Honeynut is a hybrid  moschata variety known for being sweet + small. Might be worth a try? I haven't tried it personally but keep stumbling on rave reviews for it.
2 weeks ago
Not sure where you are in Canada, but I had a boss who had worked in various tropical and subtropical jungles, and northern Canada, who said northern Canada wins for mosquitos.

You may be able to manage them in an urban location, but for a remote/rural location, good luck. Mosquitos are uniquely evolved to thrive in Canada. The more untouched the land, the more untouched the mosquito population.
(And possibly also the black fly, deer fly, and horse fly population. And no-see-ums)

I advise investing in bug nets. And screened in gazebos. I had a bug net on my bed as a child because our house had holes mosquitoes would enter.

A strong fan can also help, as does keeping areas open with lots of wind.  Orient any unscreened decks or porches for max wind, and keep trees away from the house.

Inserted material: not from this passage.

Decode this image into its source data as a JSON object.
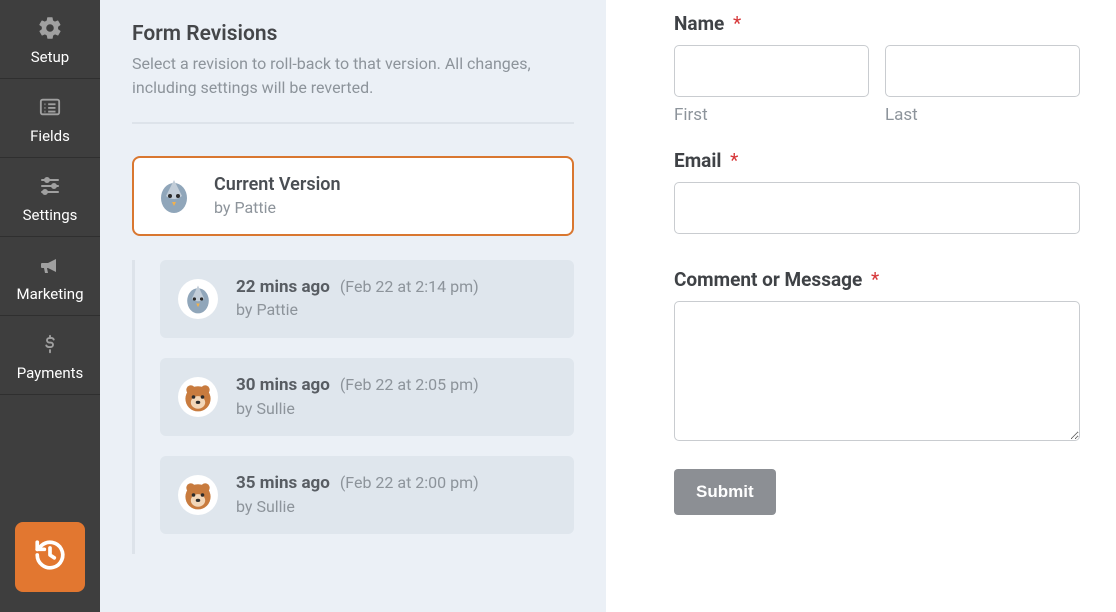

Treasure and use the early and late season before and after frost to do as much as possible, then learn to love working in the rain and sweating in long sleeves.

In better news, I can normally get my first 150 bites of the year over with in a couple days, and not really notice mosquito bites for the rest of the year, plus mosquito bourne illness is rare.

Edit: I have now moved to southern Ontario, where mosquitoes are a mild nuisance, not a life style.